We got the call from the mobile butchers that our meat was ready. This is the combined beef from butchering Ruby and Chester a couple weeks ago, cut and wrapped and ready to pick up.
This is the best time of year to drive to the town of Potlatch because the scenery is so beautiful with all the winter wheat beginning to green up. It's like driving through Ireland.
Here's the inside of the butchers' walk-in freezer, with trays of meat neatly wrapped and labeled.
These folks keep their facility squeaky-clean. We like doing business with such an ethical family-owned company.
Here's the meat, loaded in the car.
On the road again...
I zoomed in on this kestrel from quite a distance so it's a little blurry, but they're such handsome birds.
While I was gone, Don had the unenviable task of cleaning out the chest freezer in an effort to fit all the meat in. He did an impressive job.
We ended up with one section completely full, and one section three-quarters full. We also put 70 lbs. of ground beef in a neighbor's freezer.
The exact total came to 510 lbs. Figuring in feed costs and other expenses, we estimate it costs us about $1.40/lb for our beef... and that's for ALL cuts, from ground beef and cube steak up to T-bones and tenderloin.
This much meat is quite timely, because lately I've been collecting a few depressing headlines, to wit:
• Fruit and Vegetable Prices Are Rising
- The cost of fresh produce is poised to jump in the coming months as a three-year drought in California shows few signs of abating, according to an Arizona State University study set to be released Wednesday.
• Soaring Food Inflation Full Frontal: Beef, Pork And Shrimp Prices Soar To Record Highs, which included a charming graph:
• Why Meat Prices Will Continue to Soar
- The average price of USDAchoice-grade beef has soared to $5.28 a pound, and the average price of a pound of bacon has skyrocketed to $5.46. Unfortunately for those that like to eat meat, this is just the beginning of the price increases. Due to an absolutely crippling drought that won’t let go of the western half of the country, the total size of the U.S. cattle herd has shrunk for seven years in a row, and it is now the smallest that is has been since 1951. But back in 1951, we had less than half the number of mouths to feed.

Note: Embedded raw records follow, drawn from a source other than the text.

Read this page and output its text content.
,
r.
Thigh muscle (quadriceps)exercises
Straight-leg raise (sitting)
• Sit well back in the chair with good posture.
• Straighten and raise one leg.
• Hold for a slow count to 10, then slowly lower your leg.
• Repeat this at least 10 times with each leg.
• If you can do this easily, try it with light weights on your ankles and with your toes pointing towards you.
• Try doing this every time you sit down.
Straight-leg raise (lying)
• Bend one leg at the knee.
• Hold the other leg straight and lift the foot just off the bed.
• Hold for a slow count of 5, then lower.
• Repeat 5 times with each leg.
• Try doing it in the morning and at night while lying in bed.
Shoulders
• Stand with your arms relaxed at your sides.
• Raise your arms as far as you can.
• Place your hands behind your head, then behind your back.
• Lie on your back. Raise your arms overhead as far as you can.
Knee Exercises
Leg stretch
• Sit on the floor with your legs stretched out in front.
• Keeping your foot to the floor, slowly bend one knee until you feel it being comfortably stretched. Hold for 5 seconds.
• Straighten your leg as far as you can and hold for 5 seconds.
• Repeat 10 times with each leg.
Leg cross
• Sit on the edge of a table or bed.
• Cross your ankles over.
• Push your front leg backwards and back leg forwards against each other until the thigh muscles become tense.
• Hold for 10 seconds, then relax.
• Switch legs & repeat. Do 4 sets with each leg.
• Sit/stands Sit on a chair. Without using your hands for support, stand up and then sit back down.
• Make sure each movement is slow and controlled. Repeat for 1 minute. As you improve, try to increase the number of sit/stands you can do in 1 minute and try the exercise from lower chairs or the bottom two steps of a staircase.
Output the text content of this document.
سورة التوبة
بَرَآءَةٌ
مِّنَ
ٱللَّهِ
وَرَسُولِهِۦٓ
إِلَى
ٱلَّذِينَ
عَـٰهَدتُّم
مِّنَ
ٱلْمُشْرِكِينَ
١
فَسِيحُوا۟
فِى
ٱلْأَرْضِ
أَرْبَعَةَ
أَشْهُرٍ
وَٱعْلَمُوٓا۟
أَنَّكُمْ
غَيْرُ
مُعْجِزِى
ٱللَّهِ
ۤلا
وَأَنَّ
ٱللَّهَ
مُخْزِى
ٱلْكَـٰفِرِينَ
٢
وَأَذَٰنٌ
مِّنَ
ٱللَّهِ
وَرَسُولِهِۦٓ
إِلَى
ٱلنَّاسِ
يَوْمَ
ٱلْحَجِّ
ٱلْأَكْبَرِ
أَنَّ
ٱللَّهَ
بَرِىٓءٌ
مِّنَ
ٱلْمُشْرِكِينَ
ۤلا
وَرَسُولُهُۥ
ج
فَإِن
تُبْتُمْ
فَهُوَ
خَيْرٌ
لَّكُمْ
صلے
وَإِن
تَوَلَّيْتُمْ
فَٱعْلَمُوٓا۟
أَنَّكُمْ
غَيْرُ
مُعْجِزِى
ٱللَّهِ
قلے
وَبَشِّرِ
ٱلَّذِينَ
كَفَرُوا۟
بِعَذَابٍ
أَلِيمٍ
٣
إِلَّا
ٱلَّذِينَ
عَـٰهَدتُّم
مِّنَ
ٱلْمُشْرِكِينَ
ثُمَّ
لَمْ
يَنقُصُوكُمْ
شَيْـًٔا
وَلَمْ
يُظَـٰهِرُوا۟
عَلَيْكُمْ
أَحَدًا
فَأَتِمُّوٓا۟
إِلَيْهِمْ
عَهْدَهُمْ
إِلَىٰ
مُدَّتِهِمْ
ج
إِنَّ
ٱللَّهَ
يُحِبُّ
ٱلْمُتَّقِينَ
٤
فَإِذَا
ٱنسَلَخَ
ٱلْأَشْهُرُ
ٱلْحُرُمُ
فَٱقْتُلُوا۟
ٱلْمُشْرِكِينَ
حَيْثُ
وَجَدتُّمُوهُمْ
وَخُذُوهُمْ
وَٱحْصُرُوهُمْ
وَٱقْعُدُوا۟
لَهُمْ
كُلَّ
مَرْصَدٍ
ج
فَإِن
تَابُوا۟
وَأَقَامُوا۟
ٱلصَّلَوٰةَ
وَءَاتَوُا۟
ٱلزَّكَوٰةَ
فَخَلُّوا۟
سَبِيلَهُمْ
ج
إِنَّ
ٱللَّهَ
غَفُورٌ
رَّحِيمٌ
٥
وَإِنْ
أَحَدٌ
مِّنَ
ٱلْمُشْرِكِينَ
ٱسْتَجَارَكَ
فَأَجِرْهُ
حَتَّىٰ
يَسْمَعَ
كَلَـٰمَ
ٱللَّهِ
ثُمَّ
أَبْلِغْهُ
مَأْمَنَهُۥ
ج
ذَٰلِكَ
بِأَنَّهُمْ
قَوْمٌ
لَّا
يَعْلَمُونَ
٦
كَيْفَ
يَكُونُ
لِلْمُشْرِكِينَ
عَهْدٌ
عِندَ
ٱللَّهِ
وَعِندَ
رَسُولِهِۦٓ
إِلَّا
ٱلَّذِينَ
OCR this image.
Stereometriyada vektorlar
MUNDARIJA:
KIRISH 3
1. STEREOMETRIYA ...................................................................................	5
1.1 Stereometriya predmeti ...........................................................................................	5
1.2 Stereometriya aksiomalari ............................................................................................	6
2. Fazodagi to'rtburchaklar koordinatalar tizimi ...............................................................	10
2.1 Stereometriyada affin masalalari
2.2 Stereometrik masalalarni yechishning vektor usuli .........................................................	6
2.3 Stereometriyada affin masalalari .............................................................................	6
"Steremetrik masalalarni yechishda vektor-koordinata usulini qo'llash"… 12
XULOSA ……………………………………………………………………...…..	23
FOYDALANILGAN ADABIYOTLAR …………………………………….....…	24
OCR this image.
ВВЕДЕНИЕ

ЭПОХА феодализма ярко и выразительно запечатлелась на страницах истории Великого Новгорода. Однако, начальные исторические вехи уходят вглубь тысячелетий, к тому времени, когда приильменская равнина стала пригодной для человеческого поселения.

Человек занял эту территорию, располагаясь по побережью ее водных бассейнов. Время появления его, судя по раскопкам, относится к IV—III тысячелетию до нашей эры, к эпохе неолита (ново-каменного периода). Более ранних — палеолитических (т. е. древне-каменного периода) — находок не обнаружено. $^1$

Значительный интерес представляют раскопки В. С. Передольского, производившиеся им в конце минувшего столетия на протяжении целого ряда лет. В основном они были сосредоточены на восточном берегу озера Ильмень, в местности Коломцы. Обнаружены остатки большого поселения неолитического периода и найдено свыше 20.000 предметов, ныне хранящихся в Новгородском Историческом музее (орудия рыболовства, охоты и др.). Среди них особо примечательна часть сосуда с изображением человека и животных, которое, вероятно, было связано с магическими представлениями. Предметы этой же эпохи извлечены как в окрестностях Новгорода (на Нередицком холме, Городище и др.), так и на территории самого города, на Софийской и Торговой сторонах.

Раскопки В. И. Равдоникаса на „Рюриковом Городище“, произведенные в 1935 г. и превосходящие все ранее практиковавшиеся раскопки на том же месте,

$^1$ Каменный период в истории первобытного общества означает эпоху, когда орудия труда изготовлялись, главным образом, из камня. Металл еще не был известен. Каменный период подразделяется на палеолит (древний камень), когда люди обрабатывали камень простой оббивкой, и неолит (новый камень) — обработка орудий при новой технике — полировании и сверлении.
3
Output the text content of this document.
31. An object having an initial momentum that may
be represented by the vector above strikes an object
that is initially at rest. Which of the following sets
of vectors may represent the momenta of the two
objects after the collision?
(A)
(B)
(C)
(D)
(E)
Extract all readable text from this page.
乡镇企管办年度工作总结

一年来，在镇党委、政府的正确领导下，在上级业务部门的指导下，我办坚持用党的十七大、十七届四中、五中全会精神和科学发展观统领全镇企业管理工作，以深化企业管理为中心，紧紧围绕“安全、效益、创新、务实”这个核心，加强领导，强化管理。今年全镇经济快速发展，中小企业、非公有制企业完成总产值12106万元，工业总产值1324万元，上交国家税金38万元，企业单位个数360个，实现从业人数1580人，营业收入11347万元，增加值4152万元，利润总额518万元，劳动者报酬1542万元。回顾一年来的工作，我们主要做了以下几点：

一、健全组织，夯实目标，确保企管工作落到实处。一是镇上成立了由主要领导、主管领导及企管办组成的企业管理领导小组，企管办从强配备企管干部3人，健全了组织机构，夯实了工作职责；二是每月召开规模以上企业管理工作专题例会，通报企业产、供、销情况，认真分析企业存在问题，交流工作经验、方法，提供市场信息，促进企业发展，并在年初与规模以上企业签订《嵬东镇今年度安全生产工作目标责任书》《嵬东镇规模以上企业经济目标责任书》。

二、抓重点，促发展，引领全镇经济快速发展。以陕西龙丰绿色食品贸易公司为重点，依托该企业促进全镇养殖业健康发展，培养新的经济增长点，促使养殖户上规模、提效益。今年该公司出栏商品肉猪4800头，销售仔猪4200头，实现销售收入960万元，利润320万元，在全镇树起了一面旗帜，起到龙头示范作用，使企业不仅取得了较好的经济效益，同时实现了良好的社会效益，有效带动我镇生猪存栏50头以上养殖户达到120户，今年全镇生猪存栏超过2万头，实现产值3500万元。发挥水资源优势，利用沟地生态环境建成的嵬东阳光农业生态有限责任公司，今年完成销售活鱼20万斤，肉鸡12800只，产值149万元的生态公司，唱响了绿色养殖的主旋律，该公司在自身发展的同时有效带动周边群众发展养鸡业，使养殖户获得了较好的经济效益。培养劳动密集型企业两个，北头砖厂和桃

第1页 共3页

• Beef prices hit all-time high in U.S.
- Come grilling season, expect your sirloin steak to come with a hearty side of sticker shock. Beef prices have reached all-time highs in the U.S. and aren't expected to come down any time soon. Extreme weather has thinned the nation's beef cattle herds to levels last seen in 1951, when there were about half as many mouths to feed in America. "We've seen strong prices before but nothing this extreme," said Dennis Smith, a commodities broker for Archer Financial Services in Chicago. "This is really new territory."
• Why Meat Prices Are Going To Continue Soaring For The Foreseeable Future
- [T]he supply of meat is going to be tight for the foreseeable future even as demand for meat continues to go up. This is going to result in much higher prices, and so food is going to put a much larger dent in American family budgets in the months and years to come.
• A Perfect Storm for Higher Beef Prices
- The price of beef has been rising ever since the Great Plains drought forced ranchers to reduce their herds. The price went up even more this winter because cattlemen did not want to transport livestock to market during the coldest part of the winter.
For the last few years, we've been striving with greater effort towards food self-sufficiency on our farm, and these headlines illustrate why. I don't know if anyone can ever be truly self-sufficient (our "circle" of self-sufficiency isn't closed by any means), but at least we can work toward that goal. And meanwhile, I urge everyone to try their hand at food production of some type. Any type. Prices aren't coming down any time soon.
These prices increases are going to hit a lot of people hard. As it is, I know a lot of people who are simply unable to afford beef. At least now we have lots of ground beef we can donate to our church's food bank.